Wells Fargo said today it disputes the claims made by the Washington State Department of Financial Institutions (DFI) against the Company for its participation in the auction rate securities (ARS) market, and that it intends to vigorously defend against these claims.
"The State's claims and allegations do not accurately portray the facts," said Charles W. Daggs, CEO of Wells Fargo Investments, LLC. "We did not actively market or promote auction rate securities, and we did not provide special incentives to brokers to sell them. For over 20 years, the auction rate markets have operated with the full knowledge of regulators to the significant benefit of investors and issuers, including issuers from the State of Washington. We've long maintained that the issuers and underwriters of auction rate securities for which auctions began failing in February 2008 are the ones who must lead the industry in resolving these problems."
Wells Fargo has told the DFI that its involvement in the ARS market was significantly different from the underwriters who have settled with various regulators and agreed to buy back certain customers' securities.
-- Wells Fargo Investments, LLC (WFI), a retail broker-dealer, did not actively market or promote ARS to its brokers or clients, or provide special incentives to financial consultants to sell ARS.
-- WFI did not act as an underwriter or auction dealer, and did not enter bids on behalf of the firm for the purpose of supporting auctions that otherwise would have failed.
-- WFI did not deal directly with ARS underwriters, but rather participated in auctions through a third-party intermediary. WFI did not have information about other firms' inventories or financial condition, did not receive advance notice of their abrupt decision to withdraw capital from the ARS markets, and did not even receive the full dealer compensation earned by direct auction participants.
-- In the aftermath of the crisis, WFI provided significant liquidity to retail clients who hold Auction Rate Preferred Securities (ARPs) through a loan program announced to clients in April. WFI's ARP clients have access to 90% of the par value of their ARPs holdings on a non-recourse basis.
-- Wells Fargo Brokerage Services, LLC (WFBS) and Wells Fargo Institutional Securities, LLC (WFIS), which primarily serve institutional clients by providing public finance, trading and institutional sales capabilities, voluntarily implemented ARS disclosures for their customers.

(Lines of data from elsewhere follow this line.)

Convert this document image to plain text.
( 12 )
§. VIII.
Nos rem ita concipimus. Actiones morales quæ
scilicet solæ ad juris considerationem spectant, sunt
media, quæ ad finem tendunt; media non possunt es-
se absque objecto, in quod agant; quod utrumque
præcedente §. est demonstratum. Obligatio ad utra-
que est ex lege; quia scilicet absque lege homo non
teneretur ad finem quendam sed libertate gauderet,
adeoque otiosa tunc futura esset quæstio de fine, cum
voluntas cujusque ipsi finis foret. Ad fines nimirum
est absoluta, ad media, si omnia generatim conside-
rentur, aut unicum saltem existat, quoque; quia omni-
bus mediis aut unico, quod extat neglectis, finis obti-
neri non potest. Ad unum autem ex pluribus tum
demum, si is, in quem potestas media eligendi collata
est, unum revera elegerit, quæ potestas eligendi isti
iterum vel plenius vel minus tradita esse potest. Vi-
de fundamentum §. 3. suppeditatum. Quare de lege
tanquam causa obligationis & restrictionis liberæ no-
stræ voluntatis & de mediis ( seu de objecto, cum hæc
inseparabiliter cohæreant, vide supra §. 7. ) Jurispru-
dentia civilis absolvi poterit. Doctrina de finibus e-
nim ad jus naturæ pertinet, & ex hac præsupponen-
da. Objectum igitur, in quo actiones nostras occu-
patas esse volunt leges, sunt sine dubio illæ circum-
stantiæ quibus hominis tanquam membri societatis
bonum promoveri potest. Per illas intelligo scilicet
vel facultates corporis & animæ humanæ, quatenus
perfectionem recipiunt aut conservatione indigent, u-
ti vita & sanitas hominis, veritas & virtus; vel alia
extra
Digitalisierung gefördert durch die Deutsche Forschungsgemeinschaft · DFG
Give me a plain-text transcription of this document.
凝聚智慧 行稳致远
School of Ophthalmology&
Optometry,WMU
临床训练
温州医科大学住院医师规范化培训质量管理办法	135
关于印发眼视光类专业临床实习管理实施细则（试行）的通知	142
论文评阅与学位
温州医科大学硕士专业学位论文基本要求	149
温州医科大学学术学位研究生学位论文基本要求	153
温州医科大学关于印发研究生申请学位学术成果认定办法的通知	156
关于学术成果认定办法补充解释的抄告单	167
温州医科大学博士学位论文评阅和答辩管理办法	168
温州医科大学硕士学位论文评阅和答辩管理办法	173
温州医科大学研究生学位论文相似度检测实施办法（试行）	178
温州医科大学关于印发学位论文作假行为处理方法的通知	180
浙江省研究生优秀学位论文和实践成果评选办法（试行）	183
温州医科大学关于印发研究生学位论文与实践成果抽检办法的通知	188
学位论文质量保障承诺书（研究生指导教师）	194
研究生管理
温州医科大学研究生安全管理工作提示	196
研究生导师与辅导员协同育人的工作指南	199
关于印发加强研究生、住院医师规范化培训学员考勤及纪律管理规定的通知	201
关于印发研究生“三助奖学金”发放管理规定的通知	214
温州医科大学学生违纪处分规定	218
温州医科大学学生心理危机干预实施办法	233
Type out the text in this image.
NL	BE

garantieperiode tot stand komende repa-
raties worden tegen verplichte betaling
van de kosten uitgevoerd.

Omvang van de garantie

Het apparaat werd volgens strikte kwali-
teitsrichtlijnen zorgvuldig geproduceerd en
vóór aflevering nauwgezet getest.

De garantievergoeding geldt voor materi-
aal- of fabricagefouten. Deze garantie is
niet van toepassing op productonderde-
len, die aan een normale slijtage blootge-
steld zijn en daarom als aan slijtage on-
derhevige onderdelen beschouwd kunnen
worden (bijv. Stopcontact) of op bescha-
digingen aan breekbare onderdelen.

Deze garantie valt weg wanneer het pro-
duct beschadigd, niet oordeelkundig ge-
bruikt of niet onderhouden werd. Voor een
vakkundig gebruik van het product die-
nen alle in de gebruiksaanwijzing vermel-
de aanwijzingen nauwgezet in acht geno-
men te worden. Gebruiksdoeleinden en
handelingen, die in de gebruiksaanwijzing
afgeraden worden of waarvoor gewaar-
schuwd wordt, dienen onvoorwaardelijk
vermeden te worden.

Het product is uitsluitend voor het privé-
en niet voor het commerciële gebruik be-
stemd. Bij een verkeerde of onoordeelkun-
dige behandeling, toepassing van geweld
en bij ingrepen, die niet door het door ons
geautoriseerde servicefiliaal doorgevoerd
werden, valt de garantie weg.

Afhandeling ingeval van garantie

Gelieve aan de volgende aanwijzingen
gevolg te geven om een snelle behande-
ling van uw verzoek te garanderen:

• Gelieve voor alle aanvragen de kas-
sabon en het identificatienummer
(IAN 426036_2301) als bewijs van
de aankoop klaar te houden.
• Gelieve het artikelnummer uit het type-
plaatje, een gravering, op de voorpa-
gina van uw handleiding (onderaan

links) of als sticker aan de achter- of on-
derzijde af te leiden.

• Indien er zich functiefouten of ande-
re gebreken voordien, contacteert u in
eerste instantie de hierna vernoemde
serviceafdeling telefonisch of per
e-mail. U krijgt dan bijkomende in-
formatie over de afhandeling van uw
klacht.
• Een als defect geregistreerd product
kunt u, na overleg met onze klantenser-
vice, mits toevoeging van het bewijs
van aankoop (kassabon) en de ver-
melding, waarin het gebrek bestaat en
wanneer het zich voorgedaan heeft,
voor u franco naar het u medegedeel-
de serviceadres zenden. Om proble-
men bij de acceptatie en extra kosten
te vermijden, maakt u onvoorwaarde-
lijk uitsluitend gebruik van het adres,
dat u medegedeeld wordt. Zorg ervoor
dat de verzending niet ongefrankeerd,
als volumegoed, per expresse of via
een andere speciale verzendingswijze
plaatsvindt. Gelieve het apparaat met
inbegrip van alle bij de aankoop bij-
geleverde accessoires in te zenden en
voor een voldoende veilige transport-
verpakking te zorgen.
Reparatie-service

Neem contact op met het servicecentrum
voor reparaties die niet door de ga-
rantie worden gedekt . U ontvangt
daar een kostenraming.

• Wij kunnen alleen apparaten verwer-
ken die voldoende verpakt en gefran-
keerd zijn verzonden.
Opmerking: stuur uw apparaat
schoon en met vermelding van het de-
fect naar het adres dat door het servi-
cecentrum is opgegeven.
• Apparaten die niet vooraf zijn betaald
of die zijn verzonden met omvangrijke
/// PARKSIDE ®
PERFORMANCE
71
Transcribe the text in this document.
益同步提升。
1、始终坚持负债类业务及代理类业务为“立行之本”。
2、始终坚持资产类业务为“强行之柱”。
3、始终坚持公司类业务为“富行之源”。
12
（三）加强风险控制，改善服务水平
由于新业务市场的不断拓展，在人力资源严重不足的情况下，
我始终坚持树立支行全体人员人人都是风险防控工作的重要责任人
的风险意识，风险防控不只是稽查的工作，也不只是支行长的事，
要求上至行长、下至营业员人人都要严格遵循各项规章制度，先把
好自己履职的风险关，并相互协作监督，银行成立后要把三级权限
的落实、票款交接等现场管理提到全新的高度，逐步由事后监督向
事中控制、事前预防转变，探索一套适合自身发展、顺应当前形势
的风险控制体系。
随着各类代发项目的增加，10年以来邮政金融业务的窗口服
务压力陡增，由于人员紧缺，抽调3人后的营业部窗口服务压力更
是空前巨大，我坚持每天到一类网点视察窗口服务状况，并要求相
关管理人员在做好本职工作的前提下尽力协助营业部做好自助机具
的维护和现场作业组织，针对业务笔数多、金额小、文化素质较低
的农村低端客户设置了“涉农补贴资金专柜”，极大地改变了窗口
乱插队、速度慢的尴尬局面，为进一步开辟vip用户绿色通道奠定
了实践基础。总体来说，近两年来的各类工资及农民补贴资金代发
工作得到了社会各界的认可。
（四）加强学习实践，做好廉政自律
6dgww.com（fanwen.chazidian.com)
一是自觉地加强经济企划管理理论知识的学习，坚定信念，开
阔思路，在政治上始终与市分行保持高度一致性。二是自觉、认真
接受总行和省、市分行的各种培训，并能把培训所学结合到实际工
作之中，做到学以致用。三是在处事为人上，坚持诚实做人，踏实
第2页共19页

-- None of the Wells Fargo companies characterized ARS as "cash" or "cash equivalents" on brokerage statements.
-- WFBS and WFIS assisted various ARS issuers following the collapse of the ARS market in February 2008, in successfully refinancing their ARS, originally underwritten by other broker-dealers, totaling in excess of $650 million par value.
-- Wells Fargo Bank, N.A. played no role in the sale of ARS by Wells Fargo broker-dealers.
"Before the current liquidity crisis, there were few auction failures over the past 20 years," said Daggs. "The sudden collapse of the auction-rate markets was caused by unprecedented events of a magnitude significant enough to impact the entire global economy, as well as decisions by investors and underwriters to withdraw their capital from the market. We were not aware of the extent to which some firms were supporting the market, or their decision to stop doing so. Wells Fargo could not have predicted these extraordinary circumstances, and even with the benefit of 20/20 hindsight is not responsible for them.
"Last April, Wells Fargo led the industry in helping clients affected by the crisis by voluntarily providing significant liquidity to clients holding ARPs. Since April, these clients have had access to 90% of the par value of their ARP holdings through non-recourse loans at favorable rates. We are not aware of any other similarly situated company that voluntarily provided a comparable loan program or took action on behalf of their clients before Wells Fargo implemented its loan program. We also have worked individually with clients who have special needs, and will continue to do so," said Daggs.